Застав Ларису за стиркой белья, бригадир осторожно спросил:
— Лариса Петровна?
— Я самая, — сказала Лариса, и было видно, что ей неудобно за ворох белья на полу, за намыленные руки, за клеенчатый фартук и за лицо, на котором и брови не так черны и строги, как обычно, и губы бледны, и ресницы короче, чем надо.
Баронов сказал о цели прихода. Лариса, вытерев руки о фартук, заговорила так страстно, так всполошенно, как если бы ей приходилось спасать свою честь:
— Хотите, чтоб все надо мной смеялись? Завклубом — и вдруг в доярки. Да это же глупо! Это же неэтично! И кому такое в голову только пришло? Кому, Василий Иванович? Всяко не вам.

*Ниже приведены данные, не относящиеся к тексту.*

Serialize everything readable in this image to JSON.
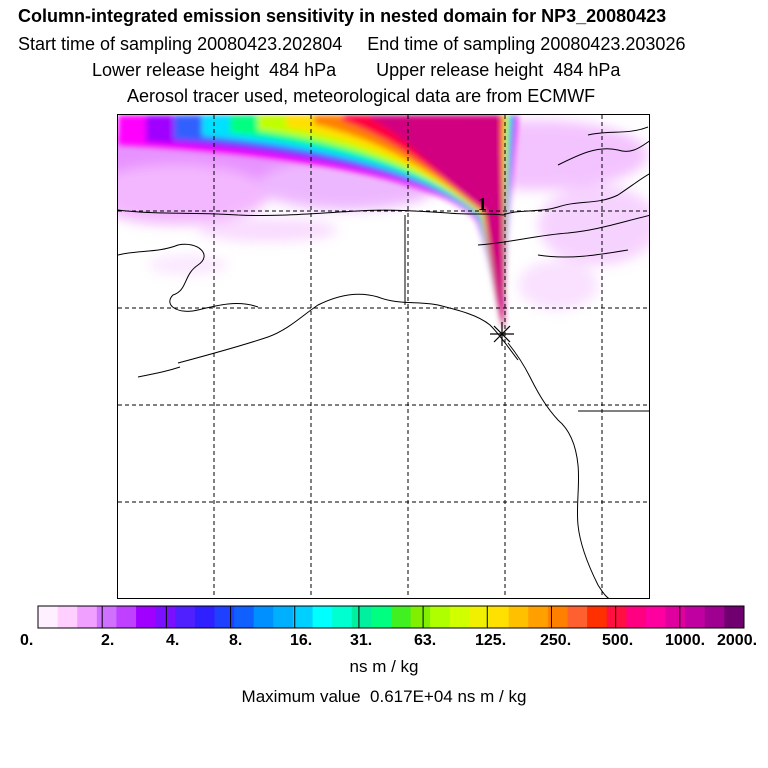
{
  "header": {
    "title": "Column-integrated emission sensitivity in nested domain for NP3_20080423",
    "line2": "Start time of sampling 20080423.202804     End time of sampling 20080423.203026",
    "line3": "Lower release height  484 hPa        Upper release height  484 hPa",
    "line4": "Aerosol tracer used, meteorological data are from ECMWF"
  },
  "map": {
    "marker_label": "1",
    "plume_colors": [
      "#ff00ff",
      "#a000ff",
      "#3060ff",
      "#00e0ff",
      "#00ff80",
      "#c0ff00",
      "#ffe000",
      "#ff8000",
      "#ff0040",
      "#d00080"
    ]
  },
  "colorbar": {
    "tick_labels": [
      "0.",
      "2.",
      "4.",
      "8.",
      "16.",
      "31.",
      "63.",
      "125.",
      "250.",
      "500.",
      "1000.",
      "2000."
    ],
    "colors": [
      "#fff0ff",
      "#ffd0ff",
      "#f0a0ff",
      "#d070ff",
      "#c040ff",
      "#a000ff",
      "#7a10ff",
      "#5020ff",
      "#3020ff",
      "#2040ff",
      "#1060ff",
      "#0090ff",
      "#00b0ff",
      "#00d0ff",
      "#00ffff",
      "#00ffd0",
      "#00f0a0",
      "#00ff80",
      "#40f020",
      "#80f000",
      "#b0ff00",
      "#d0ff00",
      "#f0f000",
      "#ffe000",
      "#ffc000",
      "#ffa000",
      "#ff8000",
      "#ff6030",
      "#ff3000",
      "#ff1040",
      "#ff0080",
      "#ff00a0",
      "#e000a0",
      "#c000a0",
      "#a00090",
      "#700070"
    ],
    "units": "ns m / kg"
  },
  "footer": {
    "max_value": "Maximum value  0.617E+04 ns m / kg"
  }
}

Вы-то ведь грамотный человек.
— Да это так, — промямлил Василий Иванович, не зная, как поскорее отсюда уйти, потому что завклубом имела обыкновение разговаривать бесконечно.
— Вы человек культурный, — продолжала Лариса, — и тоже должны понять, что я перегружена клубной работой. Сегодня вот выходной, так дома стираюсь, а в другие-то дни разрываюсь на сто частей. Надо концерт подготовить. Надо лозунги напечатать. И стенгазету, кажется, надо. Я сама в помощниках нуждаюсь. Сама хотела у вас человека просить…
Василий Иванович отступил на шаг к порогу:
— Потом об этом, потом…
Разгневанная Лариса полезла в печь за горячей водой, и Баронов вышел. «Не баба, а радио, — думал он, — любого заговорит…»
Зашел бригадир еще в один дом, где жила крикливая рыжая Пелагея с кучей детей. Пелагея качала в зыбке трехмесячного сынка, который ревел до синевы на щечках. Сняв петлю с ноги, Пелагея надела ее на валенок сидевшей рядом дочки и махнула рукой на реву.